[Do you think that website owners that have articles submitted through linkvana.com, ezinearticles.com, content sooner and the like, will actually get penalized for having the one-way links produced from the service of these websites? Because if those networks and submission services will be bad from now on, article marketing is practically dead! What I do believe is that Google will delete the sub-pages that duplicate content is found from article directories with the same exact title/body content, slowly, as the same article gets index and traced by Google. The first networks and directories that publish the content are also the usual articles that stay index for a very long time.]
Contrary to the hyperbole emulating from so many spreading rumors, those websites were not penalized. Google did update its algorithm and it does change the valuation for certain types of content. That in and of itself is not a penalty.
Google’s latest update did not target any specific websites, it targeted pages with poor quality content.

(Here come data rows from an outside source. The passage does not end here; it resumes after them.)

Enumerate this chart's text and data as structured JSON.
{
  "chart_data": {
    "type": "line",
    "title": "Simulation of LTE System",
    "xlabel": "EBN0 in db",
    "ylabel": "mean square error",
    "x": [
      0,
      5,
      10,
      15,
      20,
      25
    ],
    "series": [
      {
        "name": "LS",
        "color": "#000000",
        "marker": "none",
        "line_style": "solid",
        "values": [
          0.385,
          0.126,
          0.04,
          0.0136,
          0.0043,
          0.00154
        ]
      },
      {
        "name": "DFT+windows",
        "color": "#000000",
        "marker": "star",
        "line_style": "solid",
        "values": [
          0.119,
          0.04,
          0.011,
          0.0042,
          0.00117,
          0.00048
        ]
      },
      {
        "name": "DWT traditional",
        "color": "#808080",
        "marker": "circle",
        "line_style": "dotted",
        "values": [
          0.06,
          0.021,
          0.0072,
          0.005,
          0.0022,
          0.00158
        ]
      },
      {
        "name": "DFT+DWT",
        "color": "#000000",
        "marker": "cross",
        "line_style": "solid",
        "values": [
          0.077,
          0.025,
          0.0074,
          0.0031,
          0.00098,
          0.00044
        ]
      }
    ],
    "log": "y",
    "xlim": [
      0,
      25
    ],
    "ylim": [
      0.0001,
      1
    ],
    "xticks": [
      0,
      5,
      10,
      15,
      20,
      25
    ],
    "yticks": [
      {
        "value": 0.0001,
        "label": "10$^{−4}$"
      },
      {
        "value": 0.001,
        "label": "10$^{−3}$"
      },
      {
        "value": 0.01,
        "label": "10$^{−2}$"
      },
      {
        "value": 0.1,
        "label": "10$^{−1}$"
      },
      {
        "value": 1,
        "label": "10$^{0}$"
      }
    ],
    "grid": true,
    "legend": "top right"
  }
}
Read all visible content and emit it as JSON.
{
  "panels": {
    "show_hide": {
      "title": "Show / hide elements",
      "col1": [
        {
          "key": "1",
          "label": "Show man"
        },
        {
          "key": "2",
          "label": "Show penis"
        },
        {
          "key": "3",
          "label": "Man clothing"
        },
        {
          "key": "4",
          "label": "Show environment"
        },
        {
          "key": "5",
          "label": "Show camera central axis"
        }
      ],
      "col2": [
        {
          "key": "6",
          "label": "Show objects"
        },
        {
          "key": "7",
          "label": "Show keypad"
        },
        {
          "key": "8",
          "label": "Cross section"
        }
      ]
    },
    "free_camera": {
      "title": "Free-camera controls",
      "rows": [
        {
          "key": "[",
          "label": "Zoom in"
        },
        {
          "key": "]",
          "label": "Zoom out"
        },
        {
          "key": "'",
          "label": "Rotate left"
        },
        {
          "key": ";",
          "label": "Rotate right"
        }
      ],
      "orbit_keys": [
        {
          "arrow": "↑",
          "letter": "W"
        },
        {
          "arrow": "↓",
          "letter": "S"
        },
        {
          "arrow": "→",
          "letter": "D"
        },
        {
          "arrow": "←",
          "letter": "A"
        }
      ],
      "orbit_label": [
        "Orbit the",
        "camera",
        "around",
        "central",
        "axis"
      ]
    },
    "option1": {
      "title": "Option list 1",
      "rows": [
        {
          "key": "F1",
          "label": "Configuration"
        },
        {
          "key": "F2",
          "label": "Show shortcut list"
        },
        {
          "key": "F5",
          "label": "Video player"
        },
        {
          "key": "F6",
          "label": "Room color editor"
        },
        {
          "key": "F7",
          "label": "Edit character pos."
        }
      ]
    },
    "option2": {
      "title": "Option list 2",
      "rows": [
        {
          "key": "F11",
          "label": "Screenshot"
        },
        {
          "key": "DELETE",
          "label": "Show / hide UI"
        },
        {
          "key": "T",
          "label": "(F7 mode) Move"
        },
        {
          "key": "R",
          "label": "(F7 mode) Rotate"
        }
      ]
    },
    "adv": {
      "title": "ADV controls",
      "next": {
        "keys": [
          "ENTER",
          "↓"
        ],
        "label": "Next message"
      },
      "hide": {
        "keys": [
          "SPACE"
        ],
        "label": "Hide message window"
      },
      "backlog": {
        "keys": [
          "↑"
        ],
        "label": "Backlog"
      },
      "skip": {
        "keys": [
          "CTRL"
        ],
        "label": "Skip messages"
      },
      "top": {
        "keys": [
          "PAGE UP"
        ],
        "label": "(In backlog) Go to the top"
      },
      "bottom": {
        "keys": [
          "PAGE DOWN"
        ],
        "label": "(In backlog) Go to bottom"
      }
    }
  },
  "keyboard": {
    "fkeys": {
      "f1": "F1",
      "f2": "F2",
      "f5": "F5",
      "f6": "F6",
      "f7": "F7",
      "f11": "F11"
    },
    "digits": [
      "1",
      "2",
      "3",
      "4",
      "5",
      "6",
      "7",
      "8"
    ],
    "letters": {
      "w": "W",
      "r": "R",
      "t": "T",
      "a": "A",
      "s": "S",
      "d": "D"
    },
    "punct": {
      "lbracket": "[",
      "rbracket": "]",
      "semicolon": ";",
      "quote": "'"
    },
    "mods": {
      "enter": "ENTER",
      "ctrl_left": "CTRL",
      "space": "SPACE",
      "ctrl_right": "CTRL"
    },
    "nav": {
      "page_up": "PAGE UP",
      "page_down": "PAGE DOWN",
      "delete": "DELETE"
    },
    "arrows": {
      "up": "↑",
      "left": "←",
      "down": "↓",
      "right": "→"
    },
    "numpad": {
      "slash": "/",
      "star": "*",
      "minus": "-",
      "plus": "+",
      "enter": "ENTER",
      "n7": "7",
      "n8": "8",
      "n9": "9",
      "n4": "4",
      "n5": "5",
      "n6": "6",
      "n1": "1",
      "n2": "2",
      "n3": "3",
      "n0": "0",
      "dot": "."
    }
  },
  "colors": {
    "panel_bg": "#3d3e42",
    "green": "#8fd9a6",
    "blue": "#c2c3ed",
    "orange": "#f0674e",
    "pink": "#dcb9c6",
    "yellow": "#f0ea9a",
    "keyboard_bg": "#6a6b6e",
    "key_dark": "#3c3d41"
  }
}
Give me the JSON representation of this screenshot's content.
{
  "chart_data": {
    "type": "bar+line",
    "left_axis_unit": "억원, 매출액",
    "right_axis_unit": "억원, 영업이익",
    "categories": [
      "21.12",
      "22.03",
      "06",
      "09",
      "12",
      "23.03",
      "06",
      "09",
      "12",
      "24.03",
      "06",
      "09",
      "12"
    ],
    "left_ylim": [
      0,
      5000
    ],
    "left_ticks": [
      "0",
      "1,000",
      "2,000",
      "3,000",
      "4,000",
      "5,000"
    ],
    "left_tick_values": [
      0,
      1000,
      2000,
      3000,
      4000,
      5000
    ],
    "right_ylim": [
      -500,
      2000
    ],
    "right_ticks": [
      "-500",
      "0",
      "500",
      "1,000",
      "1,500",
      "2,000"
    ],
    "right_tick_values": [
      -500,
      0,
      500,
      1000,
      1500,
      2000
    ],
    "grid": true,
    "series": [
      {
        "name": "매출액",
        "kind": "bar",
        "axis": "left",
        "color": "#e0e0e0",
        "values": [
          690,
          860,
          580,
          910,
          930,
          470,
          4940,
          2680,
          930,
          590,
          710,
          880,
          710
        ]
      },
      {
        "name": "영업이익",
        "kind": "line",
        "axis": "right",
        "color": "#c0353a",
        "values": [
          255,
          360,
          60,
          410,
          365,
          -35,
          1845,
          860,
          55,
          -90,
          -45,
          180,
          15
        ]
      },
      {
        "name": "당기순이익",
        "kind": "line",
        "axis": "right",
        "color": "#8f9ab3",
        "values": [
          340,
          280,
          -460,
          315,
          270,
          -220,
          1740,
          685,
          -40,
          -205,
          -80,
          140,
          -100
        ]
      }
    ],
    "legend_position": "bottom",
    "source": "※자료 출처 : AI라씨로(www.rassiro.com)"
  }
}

Google has been devaluing the trust that passes from low-quality content for many years. This latest update simply automated what they had already been doing in a semi-automatic fashion.
As always, links from low-quality content are being devalued and links from higher quality content pages carry more weight. The only thing new is the speed in which it takes place. The closing of this time gap removes the incentive for web spammers since their spam will no longer carry weight during the time between when it is indexed and when it gets detected and devalued. By detecting this spam immediately Google closes the window of opportunity for spammers.
It seems to me that some junk articles on EA were devalued and many pages that were propped up by webspam dropped in rankings while other pages are doing just fine. It’s as if the “site” itself was not effected just those “pages” on the site that were propped up by spam.